Due to this hypothesis, research to apply the results of biomineralization research to carbon dioxide fixation has not been conducted, but the situation is changing. Recent studies on biomineralization have revealed several new insights: the crystal polymorphism, morphology, orientation, and defects of calcium carbonate are strictly controlled; a rapid pH increase occurs before the calcification reaction in calcification sites within the organism; and special biomineral proteins act as catalysts to bind calcium and carbonate ions, making the process highly favorable from a kinetic standpoint. This suggests that in biomineralization, organisms remove hydrogen ions (protons) through metabolic reactions (Figure 2). I believe that if humans could appropriately handle protons by mimicking this process, carbon fixation through calcium carbonate production using calcium sources from seawater could become possible. The reaction from carbon dioxide to calcium carbonate is an exothermic reaction that proceeds without the need for external energy despite being entropically unfavorable.

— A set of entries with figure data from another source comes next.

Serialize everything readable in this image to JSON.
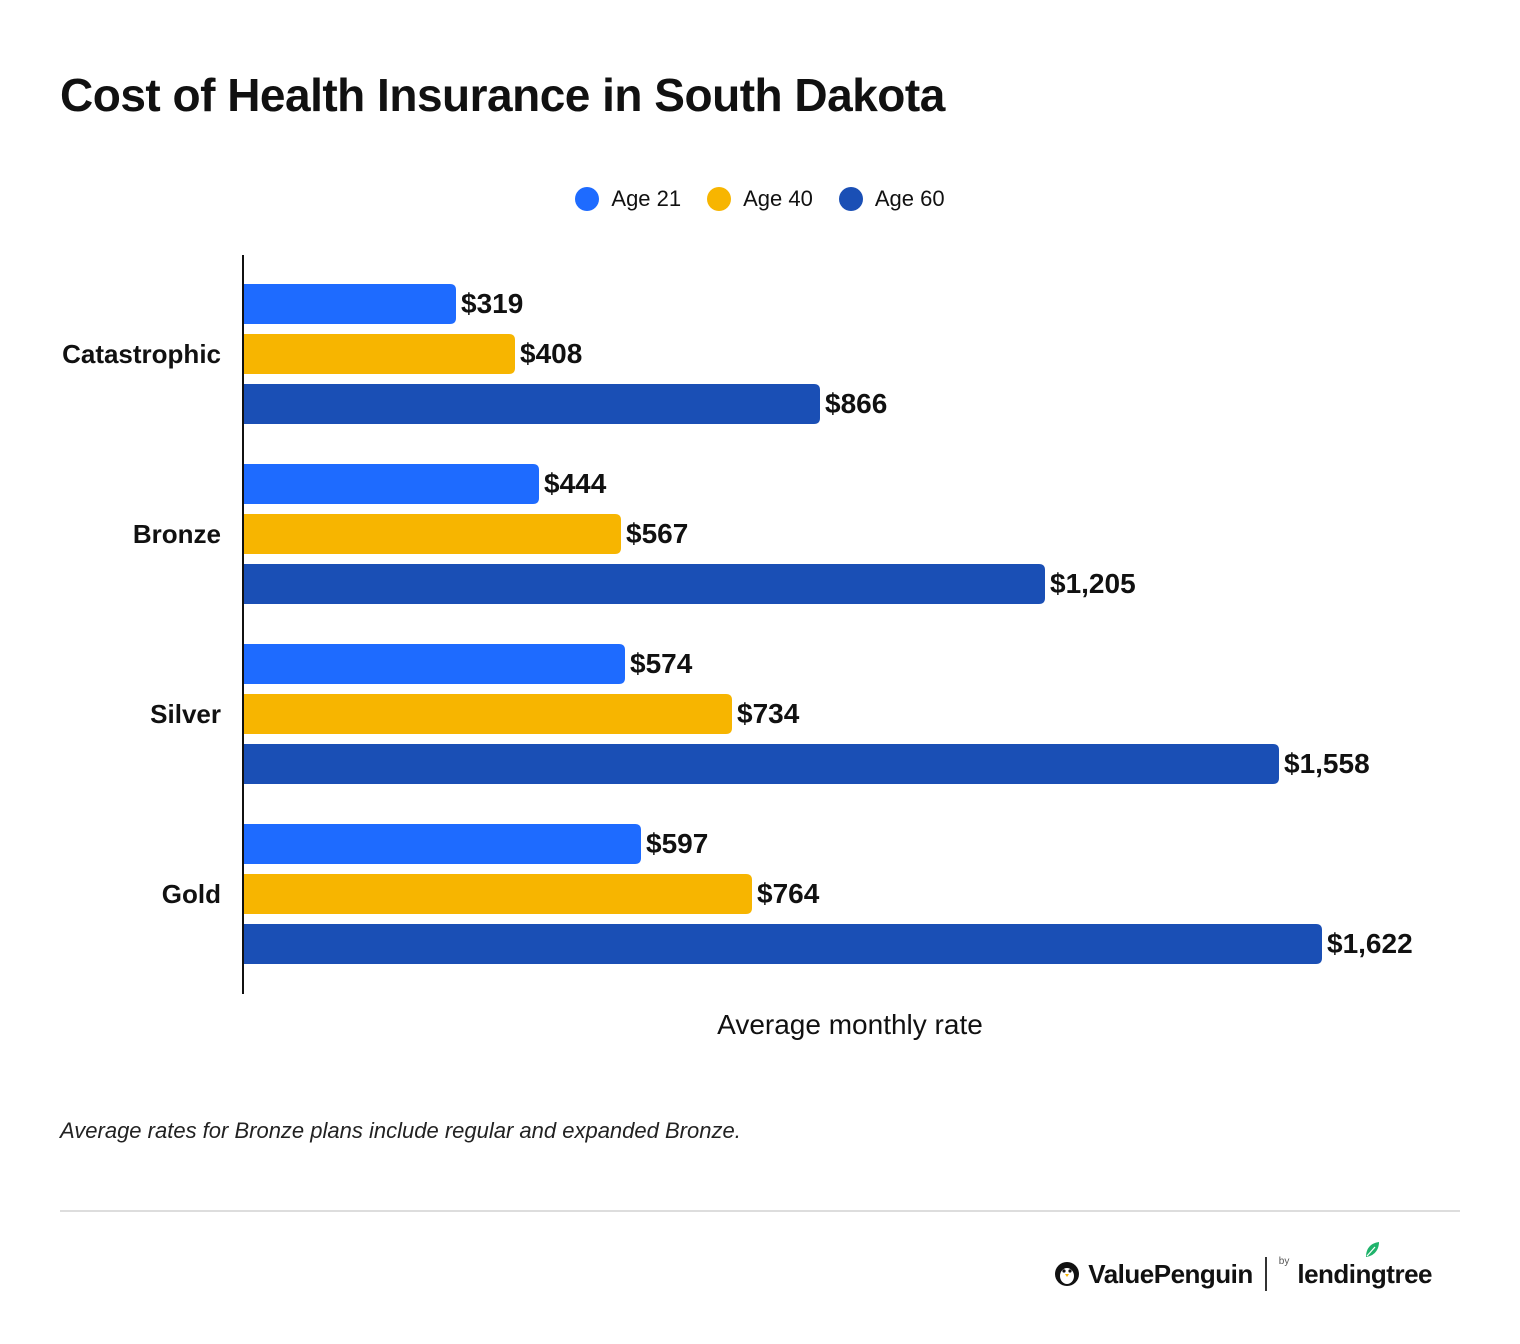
{
  "title": "Cost of Health Insurance in South Dakota",
  "legend": [
    {
      "label": "Age 21",
      "color": "#1E6BFF"
    },
    {
      "label": "Age 40",
      "color": "#F7B500"
    },
    {
      "label": "Age 60",
      "color": "#1A4FB5"
    }
  ],
  "chart_data": {
    "type": "bar",
    "orientation": "horizontal",
    "categories": [
      "Catastrophic",
      "Bronze",
      "Silver",
      "Gold"
    ],
    "series": [
      {
        "name": "Age 21",
        "color": "#1E6BFF",
        "values": [
          319,
          444,
          574,
          597
        ],
        "labels": [
          "$319",
          "$444",
          "$574",
          "$597"
        ]
      },
      {
        "name": "Age 40",
        "color": "#F7B500",
        "values": [
          408,
          567,
          734,
          764
        ],
        "labels": [
          "$408",
          "$567",
          "$734",
          "$764"
        ]
      },
      {
        "name": "Age 60",
        "color": "#1A4FB5",
        "values": [
          866,
          1205,
          1558,
          1622
        ],
        "labels": [
          "$866",
          "$1,205",
          "$1,558",
          "$1,622"
        ]
      }
    ],
    "xlabel": "Average monthly rate",
    "xlim": [
      0,
      1622
    ],
    "grid": false,
    "legend_position": "top-center"
  },
  "footnote": "Average rates for Bronze plans include regular and expanded Bronze.",
  "brand": {
    "name": "ValuePenguin",
    "by": "by",
    "partner": "lendingtree",
    "icons": [
      "penguin-icon",
      "leaf-icon"
    ]
  }
}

Additionally, the fixation cost is low, and it is stable as a solid at room temperature and pressure, so no energy cost is required for storage. Furthermore, the synthesized calcium carbonate can be utilized industrially (through CCUS)², making it possible to sell and profit from it. Therefore, it offers numerous advantages (Figure 3).

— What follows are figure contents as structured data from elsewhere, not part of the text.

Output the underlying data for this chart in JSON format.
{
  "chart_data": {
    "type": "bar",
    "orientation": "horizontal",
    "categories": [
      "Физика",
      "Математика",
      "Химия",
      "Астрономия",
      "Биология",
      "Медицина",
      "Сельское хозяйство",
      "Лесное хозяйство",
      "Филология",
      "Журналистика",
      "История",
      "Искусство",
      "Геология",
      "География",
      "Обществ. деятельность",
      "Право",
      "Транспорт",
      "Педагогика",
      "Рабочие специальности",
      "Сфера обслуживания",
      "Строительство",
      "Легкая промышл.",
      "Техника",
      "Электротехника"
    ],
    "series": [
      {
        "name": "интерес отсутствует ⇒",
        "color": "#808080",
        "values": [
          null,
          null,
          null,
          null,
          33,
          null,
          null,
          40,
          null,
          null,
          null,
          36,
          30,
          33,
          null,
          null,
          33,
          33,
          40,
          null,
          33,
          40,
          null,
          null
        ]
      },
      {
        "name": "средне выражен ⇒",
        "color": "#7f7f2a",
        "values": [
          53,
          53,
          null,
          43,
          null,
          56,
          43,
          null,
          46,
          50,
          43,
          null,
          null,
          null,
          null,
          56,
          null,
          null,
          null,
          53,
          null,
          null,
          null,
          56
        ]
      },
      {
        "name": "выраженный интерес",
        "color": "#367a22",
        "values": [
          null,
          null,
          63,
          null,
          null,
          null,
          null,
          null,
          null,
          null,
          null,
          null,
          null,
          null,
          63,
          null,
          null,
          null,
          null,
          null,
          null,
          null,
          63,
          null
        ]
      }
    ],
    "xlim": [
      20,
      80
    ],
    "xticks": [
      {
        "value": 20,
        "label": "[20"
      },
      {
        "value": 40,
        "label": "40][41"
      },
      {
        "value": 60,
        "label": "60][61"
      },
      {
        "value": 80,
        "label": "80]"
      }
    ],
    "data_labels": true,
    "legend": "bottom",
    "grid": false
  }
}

Humanity has consumed large amounts of limestone for various industries and continues to emit large amounts of carbon dioxide. This carbon dioxide is returned to limestone through biomineralization by marine organisms. By researching the mechanisms of biomineralization and utilizing its outcomes, we aim to develop technology to efficiently synthesize calcium carbonate and enable human society to control atmospheric carbon dioxide concentrations freely.

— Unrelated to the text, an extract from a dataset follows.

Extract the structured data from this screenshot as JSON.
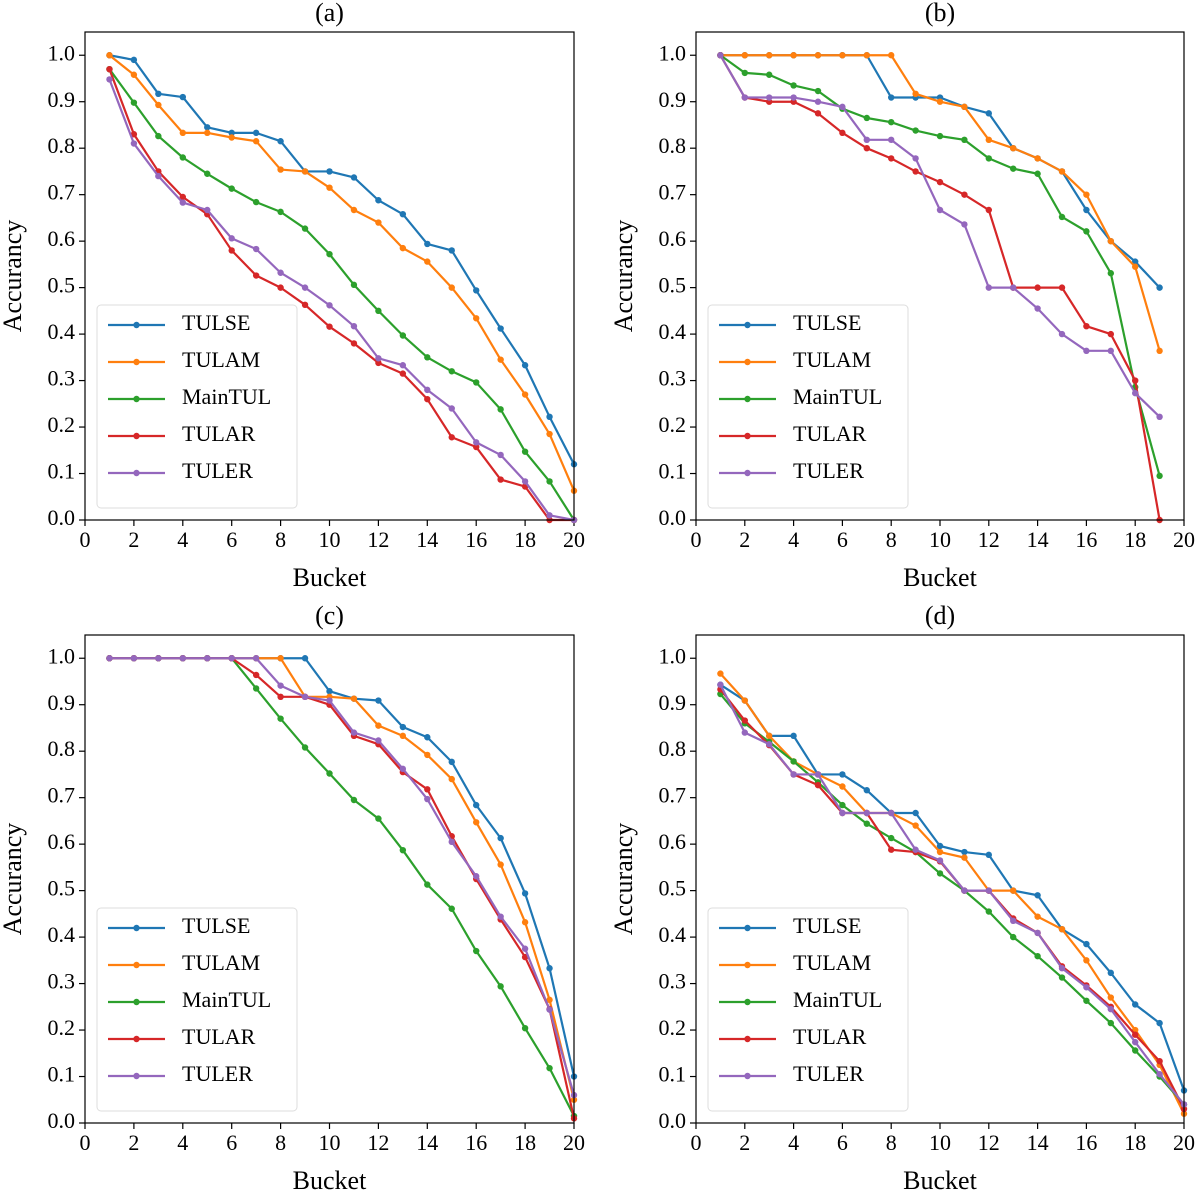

Top equation: Carbon dioxide dissolves and dissociates into bicarbonate ions and hydrogen ions (protons), leading to ocean acidification. In seawater at pH 8, it mainly exists as bicarbonate ions, but some protons further dissociate to form carbonate ions.
Middle equation: Calcification by marine organisms. Refer to the article.
Bottom equation: Inorganic calcification. Along with the generation of calcium carbonate, protons are generated from bicarbonate ions causing acidification, and protons react with bicarbonate ions dissolved in seawater to generate carbon dioxide. Traditionally, biological calcification was also thought to be this same reaction, which generates protons and carbon dioxide.

1. Abbreviation for Carbon dioxide Capture and Storage. A technology to separate and capture carbon dioxide contained in exhaust gases from thermal power plants and factories and store it in stable underground strata.
2. Abbreviation for Carbon dioxide Capture, Utilization, and Storage. A technology not only to store captured carbon dioxide but also to effectively use it as a resource for crop production and chemical product manufacturing. Calcium carbonate is used in many applications, including cement, steel, papermaking, plastic plasticizers, cosmetics, and food.